As I write these words, American pundits and political junkies are struggling to come to terms with some curious, even alarming, developments. Donald Trump has claimed the Republican presidential nomination while advocating a ban on Muslim immigration to the United States and the construction of a wall along the Mexican border. While many would blame his rise on the particular dysfunction of the G.O.P. or of America’s political culture more generally, a larger context makes that view impossible. A populist and sometimes xenophobic campaign succeeded in persuading British voters to leave the European Union. Marion Maréchal-Le Pen has risen as a charismatic new star of the French right; Germany buzzes with the possibility of a backlash against Angela Merkel’s openness to Middle Eastern refugees. In May, Austria’s Norbert Hofer came within a percentage point of becoming the first far-right leader since World War II to win a national election in Europe. Far-right parties in the Netherlands, Poland, and even the traditionally liberal Northern European countries are enjoying a similar renaissance. The terms “nativism,” “reactionary,” even “fascism” appear in political conversation with increasing regularity. Though few of these leaders profess deep religious commitments, their popularity seems driven in significant part by religious ressentiment — an awareness of the decline of Christian (or “Judeo-Christian”) civilization and a determination to arrest and, if possible, reverse that decline.

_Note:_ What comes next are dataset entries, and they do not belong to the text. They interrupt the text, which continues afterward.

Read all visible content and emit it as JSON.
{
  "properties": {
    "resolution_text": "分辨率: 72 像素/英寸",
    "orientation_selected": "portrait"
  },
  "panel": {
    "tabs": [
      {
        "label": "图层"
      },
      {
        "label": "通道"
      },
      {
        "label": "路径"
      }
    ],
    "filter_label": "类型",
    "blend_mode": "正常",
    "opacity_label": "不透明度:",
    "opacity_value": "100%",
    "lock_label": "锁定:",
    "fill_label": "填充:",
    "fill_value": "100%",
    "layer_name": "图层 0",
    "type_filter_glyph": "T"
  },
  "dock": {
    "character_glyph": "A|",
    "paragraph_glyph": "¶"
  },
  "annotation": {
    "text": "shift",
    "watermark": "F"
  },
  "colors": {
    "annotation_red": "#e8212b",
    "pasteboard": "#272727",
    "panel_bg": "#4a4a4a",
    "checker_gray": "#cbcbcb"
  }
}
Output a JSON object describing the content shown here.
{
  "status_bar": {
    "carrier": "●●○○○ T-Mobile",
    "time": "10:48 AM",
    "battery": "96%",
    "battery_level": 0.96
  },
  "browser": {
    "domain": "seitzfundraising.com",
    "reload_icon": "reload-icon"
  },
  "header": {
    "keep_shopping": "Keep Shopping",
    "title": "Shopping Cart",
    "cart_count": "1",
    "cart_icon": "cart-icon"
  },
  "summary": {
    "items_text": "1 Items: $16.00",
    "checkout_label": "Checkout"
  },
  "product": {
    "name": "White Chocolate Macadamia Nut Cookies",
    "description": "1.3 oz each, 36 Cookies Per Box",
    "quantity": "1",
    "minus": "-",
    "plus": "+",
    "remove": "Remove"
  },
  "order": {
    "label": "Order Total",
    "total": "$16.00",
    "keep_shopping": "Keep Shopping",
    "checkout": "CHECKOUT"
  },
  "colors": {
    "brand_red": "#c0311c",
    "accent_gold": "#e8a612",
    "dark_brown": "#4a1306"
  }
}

Political liberals who long expected to live in an increasingly liberal world may find themselves disoriented by these manifestations, whose nature they are ill prepared to understand, and they certainly wish such “forces of reaction” would just go away. But these forces will not go away. If we were to wish for something less fantastic than the disappearance of our political opposites, we might think along these lines: It would be valuable to have at our disposal some figures equipped for the task of mediation — people who understand the impulses from which these troubling movements arise, who may themselves belong in some sense to the communities driving these movements but are also part of the liberal social order. They should be intellectuals who speak the language of other intellectuals, including the most purely secular, but they should also be fluent in the concepts and practices of faith. Their task would be that of the interpreter, the bridger of cultural gaps; of the mediator, maybe even the reconciler.
Half a century ago, such figures existed in America: serious Christian intellectuals who occupied a prominent place on the national stage. They are gone now. It would be worth our time to inquire why they disappeared, where they went, and whether — should such a thing be thought desirable — they might return.